The 3,776-meter mountain west of Tokyo was approved by the 21-member committee under the U.N. Educational, Scientific and Cultural Organization at its 37th session held in the Cambodian capital.
Specifically, Japan's highest and most celebrated mountain was designated as a "cultural" heritage site, as opposed to a "natural" heritage site. The committee decided to register it under the name "Mount Fuji: Object of Worship, Wellspring of Art."
It is Japan's 17th property to make the list, and the first since the historic Hiraizumi area in Iwate Prefecture and the Ogasawara island chain in the Pacific south of Tokyo won approval in 2011.
The Japanese government officially asked UNESCO in January last year to register Mount Fuji, saying the mountain has been viewed as a religious site and depicted in "ukiyoe" woodblock prints, and nurtured Japan's unique culture.
Mount Fuji covers roughly 70,000 hectares in Yamanashi and Shizuoka prefectures, including Sengen Shrine at the foot of the mountain, five major lakes, the Shiraito Falls, as well as the Miho-no-Matsubara pine grove.
The International Council on Monuments and Sites, a UNESCO advisory panel known as ICOMOS, recommended in April that Mount Fuji be listed but said the Miho-no-Matsubara pine grove, which Japan had sought to include as part of the asset, must be excluded, citing its 45-kilometer distance from the mountain. However, registration of the pine grove was allowed by the committee on Saturday.
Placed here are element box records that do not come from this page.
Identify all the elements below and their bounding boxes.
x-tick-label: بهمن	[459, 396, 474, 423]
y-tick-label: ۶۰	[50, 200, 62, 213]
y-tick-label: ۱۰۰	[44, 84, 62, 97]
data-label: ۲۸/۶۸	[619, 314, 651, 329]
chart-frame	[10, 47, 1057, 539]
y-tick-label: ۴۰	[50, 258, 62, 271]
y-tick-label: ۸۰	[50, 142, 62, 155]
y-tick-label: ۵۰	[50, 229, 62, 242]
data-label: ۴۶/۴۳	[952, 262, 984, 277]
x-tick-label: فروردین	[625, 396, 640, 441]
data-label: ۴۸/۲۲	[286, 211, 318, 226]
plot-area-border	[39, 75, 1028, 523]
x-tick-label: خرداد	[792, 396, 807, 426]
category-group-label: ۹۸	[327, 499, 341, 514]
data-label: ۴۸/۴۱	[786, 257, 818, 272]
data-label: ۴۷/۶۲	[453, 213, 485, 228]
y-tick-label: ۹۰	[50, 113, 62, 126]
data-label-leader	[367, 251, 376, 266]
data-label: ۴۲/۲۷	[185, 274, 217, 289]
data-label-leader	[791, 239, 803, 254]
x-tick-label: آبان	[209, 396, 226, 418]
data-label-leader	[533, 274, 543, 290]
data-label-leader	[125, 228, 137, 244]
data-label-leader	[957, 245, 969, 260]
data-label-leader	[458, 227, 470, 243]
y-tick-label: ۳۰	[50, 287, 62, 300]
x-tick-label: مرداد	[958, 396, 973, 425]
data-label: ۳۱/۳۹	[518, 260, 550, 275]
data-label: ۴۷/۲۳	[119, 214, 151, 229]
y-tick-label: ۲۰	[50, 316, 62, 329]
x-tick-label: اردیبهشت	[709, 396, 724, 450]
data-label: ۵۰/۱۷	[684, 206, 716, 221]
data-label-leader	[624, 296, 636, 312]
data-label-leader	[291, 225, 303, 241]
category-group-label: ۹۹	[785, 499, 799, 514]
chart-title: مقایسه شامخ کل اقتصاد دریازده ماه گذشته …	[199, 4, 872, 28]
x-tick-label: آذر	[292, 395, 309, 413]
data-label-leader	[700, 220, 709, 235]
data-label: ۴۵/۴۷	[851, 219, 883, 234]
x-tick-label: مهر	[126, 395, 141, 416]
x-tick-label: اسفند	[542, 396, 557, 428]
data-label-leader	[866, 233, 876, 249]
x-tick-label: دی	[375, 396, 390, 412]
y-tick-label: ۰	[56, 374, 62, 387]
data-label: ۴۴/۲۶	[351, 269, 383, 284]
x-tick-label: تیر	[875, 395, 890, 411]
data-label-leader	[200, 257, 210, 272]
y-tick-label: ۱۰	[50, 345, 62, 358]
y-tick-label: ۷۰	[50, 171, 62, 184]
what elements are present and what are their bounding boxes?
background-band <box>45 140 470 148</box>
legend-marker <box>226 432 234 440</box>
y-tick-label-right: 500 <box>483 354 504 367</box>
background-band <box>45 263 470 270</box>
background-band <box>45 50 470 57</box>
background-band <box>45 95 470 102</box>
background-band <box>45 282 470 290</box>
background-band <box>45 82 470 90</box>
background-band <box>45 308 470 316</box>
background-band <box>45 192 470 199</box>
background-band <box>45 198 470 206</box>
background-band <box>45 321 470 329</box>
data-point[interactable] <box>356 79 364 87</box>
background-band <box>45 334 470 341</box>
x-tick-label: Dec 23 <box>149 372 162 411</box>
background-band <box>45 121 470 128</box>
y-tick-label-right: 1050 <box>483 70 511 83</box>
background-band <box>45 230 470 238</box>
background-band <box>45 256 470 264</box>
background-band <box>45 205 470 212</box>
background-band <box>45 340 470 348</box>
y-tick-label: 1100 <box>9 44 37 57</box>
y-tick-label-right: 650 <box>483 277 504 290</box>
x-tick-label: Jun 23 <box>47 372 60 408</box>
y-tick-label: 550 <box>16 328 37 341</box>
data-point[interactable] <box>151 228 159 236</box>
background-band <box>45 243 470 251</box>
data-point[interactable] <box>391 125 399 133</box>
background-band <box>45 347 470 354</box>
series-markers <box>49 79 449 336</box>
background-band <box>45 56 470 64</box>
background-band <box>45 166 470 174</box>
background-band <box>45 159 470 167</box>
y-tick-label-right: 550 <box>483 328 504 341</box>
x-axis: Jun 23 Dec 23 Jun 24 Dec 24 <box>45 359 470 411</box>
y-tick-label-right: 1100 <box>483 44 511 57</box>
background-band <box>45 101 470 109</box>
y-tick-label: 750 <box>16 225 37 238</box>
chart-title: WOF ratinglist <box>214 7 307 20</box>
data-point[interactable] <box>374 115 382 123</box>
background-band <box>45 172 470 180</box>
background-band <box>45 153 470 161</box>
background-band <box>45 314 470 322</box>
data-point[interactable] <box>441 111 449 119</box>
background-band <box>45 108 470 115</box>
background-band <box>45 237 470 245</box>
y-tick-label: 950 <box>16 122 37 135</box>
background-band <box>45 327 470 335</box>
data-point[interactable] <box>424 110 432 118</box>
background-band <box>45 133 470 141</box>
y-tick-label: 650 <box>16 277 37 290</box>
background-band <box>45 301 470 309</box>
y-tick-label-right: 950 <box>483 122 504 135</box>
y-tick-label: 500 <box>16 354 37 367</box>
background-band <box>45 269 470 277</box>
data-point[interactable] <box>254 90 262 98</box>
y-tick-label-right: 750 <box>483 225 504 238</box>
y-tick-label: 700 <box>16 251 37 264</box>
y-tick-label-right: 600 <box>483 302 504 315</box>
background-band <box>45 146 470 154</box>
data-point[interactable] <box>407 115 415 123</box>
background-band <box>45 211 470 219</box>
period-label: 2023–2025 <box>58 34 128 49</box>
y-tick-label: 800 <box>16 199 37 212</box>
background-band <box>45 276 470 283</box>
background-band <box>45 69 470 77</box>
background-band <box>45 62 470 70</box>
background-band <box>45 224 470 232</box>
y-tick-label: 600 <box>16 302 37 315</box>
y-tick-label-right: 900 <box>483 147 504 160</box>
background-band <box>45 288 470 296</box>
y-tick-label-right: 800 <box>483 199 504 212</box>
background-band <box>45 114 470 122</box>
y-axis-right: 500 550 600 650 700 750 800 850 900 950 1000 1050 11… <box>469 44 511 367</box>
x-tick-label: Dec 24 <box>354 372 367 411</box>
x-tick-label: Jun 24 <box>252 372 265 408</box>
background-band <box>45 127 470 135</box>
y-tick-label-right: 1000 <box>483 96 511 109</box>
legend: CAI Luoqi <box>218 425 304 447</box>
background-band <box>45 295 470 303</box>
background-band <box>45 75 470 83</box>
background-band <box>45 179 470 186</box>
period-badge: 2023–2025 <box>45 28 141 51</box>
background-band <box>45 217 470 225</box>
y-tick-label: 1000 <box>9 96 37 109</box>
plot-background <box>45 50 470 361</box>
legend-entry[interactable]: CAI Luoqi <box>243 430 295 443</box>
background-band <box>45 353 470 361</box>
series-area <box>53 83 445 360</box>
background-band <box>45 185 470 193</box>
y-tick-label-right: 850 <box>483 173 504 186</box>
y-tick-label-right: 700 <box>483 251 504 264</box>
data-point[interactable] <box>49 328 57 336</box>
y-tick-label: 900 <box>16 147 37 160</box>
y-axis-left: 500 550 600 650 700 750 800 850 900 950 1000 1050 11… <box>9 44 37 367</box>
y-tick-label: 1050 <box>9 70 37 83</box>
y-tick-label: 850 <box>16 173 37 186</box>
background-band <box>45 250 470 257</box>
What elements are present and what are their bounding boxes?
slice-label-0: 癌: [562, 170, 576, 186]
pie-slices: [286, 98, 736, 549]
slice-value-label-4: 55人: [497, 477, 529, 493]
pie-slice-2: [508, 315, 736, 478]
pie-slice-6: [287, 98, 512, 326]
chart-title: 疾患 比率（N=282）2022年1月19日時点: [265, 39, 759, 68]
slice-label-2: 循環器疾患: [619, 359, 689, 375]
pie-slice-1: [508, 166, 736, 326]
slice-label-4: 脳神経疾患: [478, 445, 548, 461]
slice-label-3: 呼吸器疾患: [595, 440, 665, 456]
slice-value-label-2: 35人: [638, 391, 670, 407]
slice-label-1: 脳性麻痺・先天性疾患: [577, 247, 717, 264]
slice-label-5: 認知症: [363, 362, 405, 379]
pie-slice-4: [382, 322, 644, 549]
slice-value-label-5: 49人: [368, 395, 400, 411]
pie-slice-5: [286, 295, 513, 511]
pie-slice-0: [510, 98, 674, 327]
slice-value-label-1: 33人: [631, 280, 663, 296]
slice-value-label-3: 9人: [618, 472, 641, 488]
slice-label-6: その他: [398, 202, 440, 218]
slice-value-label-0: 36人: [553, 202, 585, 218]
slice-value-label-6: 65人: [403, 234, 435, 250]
Local residents and officials had earlier attempted to register Mount Fuji as a world natural heritage site. However, due to illegal dumping of garbage and Mt. Fuji's lack of global uniqueness as a volcanic mountain, it was dropped from consideration as a candidate in 2003.
In 2012, the Japanese government formally asked UNESCO to add Mount Fuji to the list of cultural World Heritage sites in consideration of its religious significance and repeated depictions in works of art.
In April of this year, ICOMOS recommended Mount Fuji for registration as a World Heritage site, noting that the mountain is a national symbol of Japan and blends religious and artistic traditions, and that its influence "clearly goes beyond Japan."